Erich Wolff
Violin Concerto in E-flat Major, Op. 20
I. Allegro moderato
II. Schwermütig, nicht zu langsam -- bewegt, leidenschaftlich drängend 22:25
III. Gemächlich, nicht zu schnell - Vivace 30:00
Sophia Jaffé, violin
Neue Philharmonie Westfalen
Heiko Mathias Förster, conductor
Born in Vienna on 3 December 1874, Erich Jacques Wolff was a composer and pianist. The search for sources concerning him is quite disappointing in light of the expansive oeuvre he left behind at his death on 19 March 1913 in New York City. A friend and colleague of Arnold Schönberg and Alexander Zemlinsky, Erich J. Wolff was active and successful as an accompanist as well.
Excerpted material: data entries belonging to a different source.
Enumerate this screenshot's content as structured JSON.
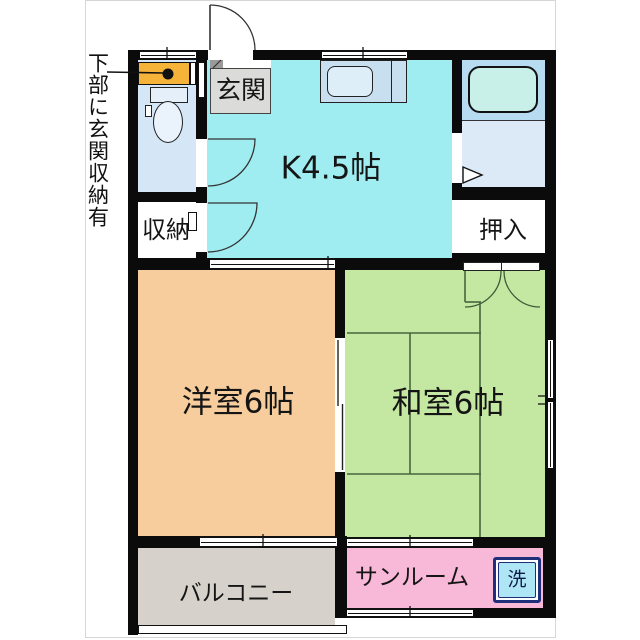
{
  "floorplan": {
    "annotation": "下部に玄関収納有",
    "rooms": {
      "entrance": "玄関",
      "kitchen": "K4.5帖",
      "storage": "収納",
      "oshiire": "押入",
      "western_room": "洋室6帖",
      "japanese_room": "和室6帖",
      "balcony": "バルコニー",
      "sunroom": "サンルーム",
      "washer": "洗"
    },
    "fixtures": {
      "toilet": "toilet",
      "bathtub": "bathtub",
      "kitchen_sink": "kitchen-sink",
      "entrance_storage": "entrance-storage-cabinet",
      "washing_machine_space": "washing-machine-space"
    },
    "colors": {
      "kitchen": "#a0edf1",
      "western_room": "#f7cd9d",
      "japanese_room": "#c4e8a2",
      "sunroom": "#f8b8d8",
      "balcony": "#d6d2cb",
      "entrance": "#dbdbd9",
      "toilet_room": "#d5e7f6",
      "bathroom": "#b7dbf1",
      "washroom": "#dceaf7",
      "cabinet": "#f5b33a",
      "washer_box": "#aee6f5",
      "washer_border": "#1f2f7a",
      "wall": "#0b0b0b"
    }
  }
}
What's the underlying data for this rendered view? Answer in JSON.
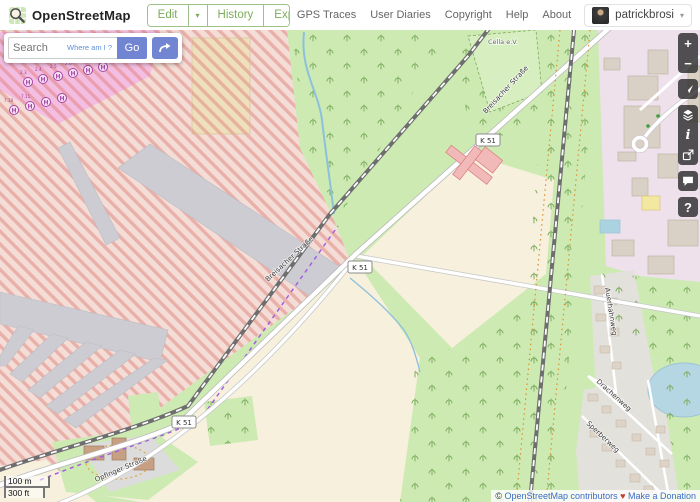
{
  "header": {
    "title": "OpenStreetMap",
    "nav": {
      "edit": "Edit",
      "history": "History",
      "export": "Export"
    },
    "caret": "▾",
    "links": [
      "GPS Traces",
      "User Diaries",
      "Copyright",
      "Help",
      "About"
    ],
    "username": "patrickbrosi"
  },
  "search": {
    "placeholder": "Search",
    "where_am_i": "Where am I ?",
    "go": "Go"
  },
  "controls": {
    "zoom_in": "+",
    "zoom_out": "−",
    "info": "i",
    "query": "?"
  },
  "map": {
    "road_ref": "K 51",
    "main_road_label": "Breisacher Straße",
    "labels": {
      "club": "Cella e.V.",
      "drachenweg": "Drachenweg",
      "sperberweg": "Sperberweg",
      "auerhahnweg": "Auerhahnweg",
      "opfinger": "Opfinger Straße"
    },
    "helipad_letter": "H",
    "helipad_refs": [
      "2.3",
      "2.4",
      "2.5",
      "2.6",
      "2.9",
      "4.2",
      "7.10",
      "7.11"
    ],
    "scale_metric": "100 m",
    "scale_imperial": "300 ft",
    "attribution": {
      "prefix": "©",
      "osm_link": "OpenStreetMap contributors",
      "heart": "♥",
      "donate_link": "Make a Donation"
    }
  },
  "colors": {
    "brand_green": "#7cab5a",
    "button_blue": "#7285d2",
    "control_bg": "#2d2d2d",
    "attribution_link_blue": "#3c6cc4",
    "heart_red": "#c43c35",
    "forest_green": "#cdeab3",
    "danger_hatch_red": "#e28a84",
    "industrial_lavender": "#eee1ec"
  }
}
He composed more than 150 songs, three melodramas, piano pieces, a string quartet, a violin concerto (dedicated to Kathleen Parlow) and a ballet which received its premiere at the Bohemian National Theater in Prague on 23 April 1913. During his lifetime his songs were published in Austria, Germany, Russia and the USA. In Volume 8 of "Sang und Klang im XIX und XX Jahrhundert", Engelbert Humperdinck writes: "Erich Wolff was not able to enjoy very long the happiness of creativity and success: he, who was one of the most poetic accompanists of the great concert singers, who appeared to have been called to enrich the chain of the masters Schubert-Jensen-Franz-Brahms-Hugo Wolf".